L’idée est de retrouver la liberté de création de l’époque (les musicals transgressaient alors les normes de la narration et du cinéma), avec le rythme des années 2010, l’œil formé à la rapidité et au flux d’Internet. “Pour La La Land, il fallait que la caméra se comporte comme un danseur. Les chorégraphies ont demandé un travail qu’on a du mal à imaginer. La scène d’ouverture dans le trafic californien a été tournée en un seul plan-séquence de six minutes avec trente danseurs, sous 38°. Damien voulait que le spectateur soit happé comme un passant dans ce tourbillon”, raconte Mandy Moore, chorégraphe du film (déjà à l’œuvre dans Happiness Therapy). La magie naît de la fluidité des scènes, tournées sans rupture entre les numéros chantés et dansés. “Je ne voulais pas d’un film schizophrène, raconte Chazelle. Je me suis inspiré de ce que raconte Gene Kelly: il disait que la danse doit naître du personnage, et pas l’inverse.”

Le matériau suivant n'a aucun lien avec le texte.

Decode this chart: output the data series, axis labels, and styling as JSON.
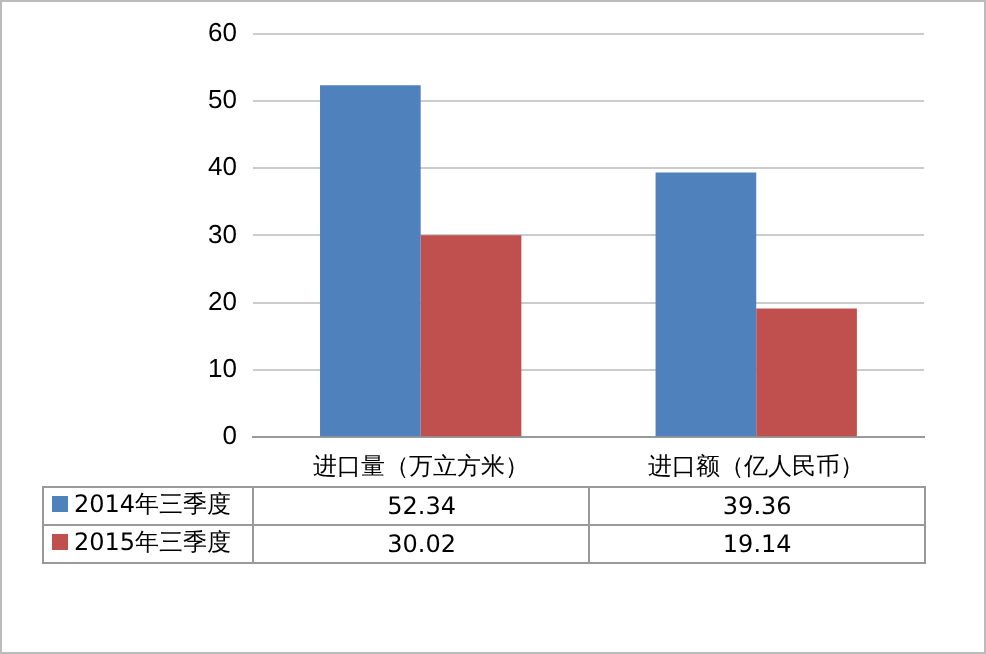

C’est donc par la danse et le chant que le spectateur suit l’éducation sentimentale autant que l’apprentissage professionnel de Mia et Sebastian, jusqu’à l’impressionnant épilogue final, traversant librement les espoirs et les renoncements des personnages dans un Paris fantasmatique. Visuellement, le recours au Scope et l’éclairage vintage du chef-opérateur suédois virtuose Linus Sandgren (qui s’est inspiré des toiles de Hopper et des dessins de Demy) subliment la photographie du film, suivant sa narration spectaculaire qui oscille sans cesse entre rêve et réalité.
Avec une telle exigence de mise en scène, il fallait que la musique transcende le film. Le thème lancinant de City Of Stars a remporté le golden globe de la meilleure musique originale, et Justin Hurwitz, qui a pour maître Michel Legrand, est salué pour l’ensemble de la bande originale de La La Land. “J’ai passé trois mois à raison de quatre heures par jour à répéter le thème principal du film au piano, car il n’était pas question que je sois doublé pour ces scènes. Et je ne m’en suis jamais lassé. La preuve que le morceau est très bon”, s’amuse Ryan Gosling qui avait déjà adolescent un groupe de musique, mais ne jouait pas de piano. Le comédien canadien de 36 ans et sa célèbre “stone face” impassible donnent au pianiste de jazz la dimension mélancolique de celui qui a renoncé à trop de rêves. Emma Stone (l’amoureuse piquante de The Amazing Spider-Man 2, vue ensuite chez Woody Allen ou dans Birdman) avait déjà exercé ses talents de danseuse dans le musical Cabaret à Broadway. Pour La La Land, elle a souhaité enregistrer deux chansons en direct sur le plateau, celle de l’audition et celle de City Of Stars. Même si la voix s’éraille, l’émotion est là, pure et intacte. Emma Stone et Ryan Gosling sont bien les Fred Astaire et Ginger Rogers d’aujourd’hui. Damien Chazelle redonne à la comédie musicale, genre injustement boudé par le cinéma contemporain, ses lettres de noblesse et de modernité. En attendant la nuit des Oscars le 26 février prochain, il était temps.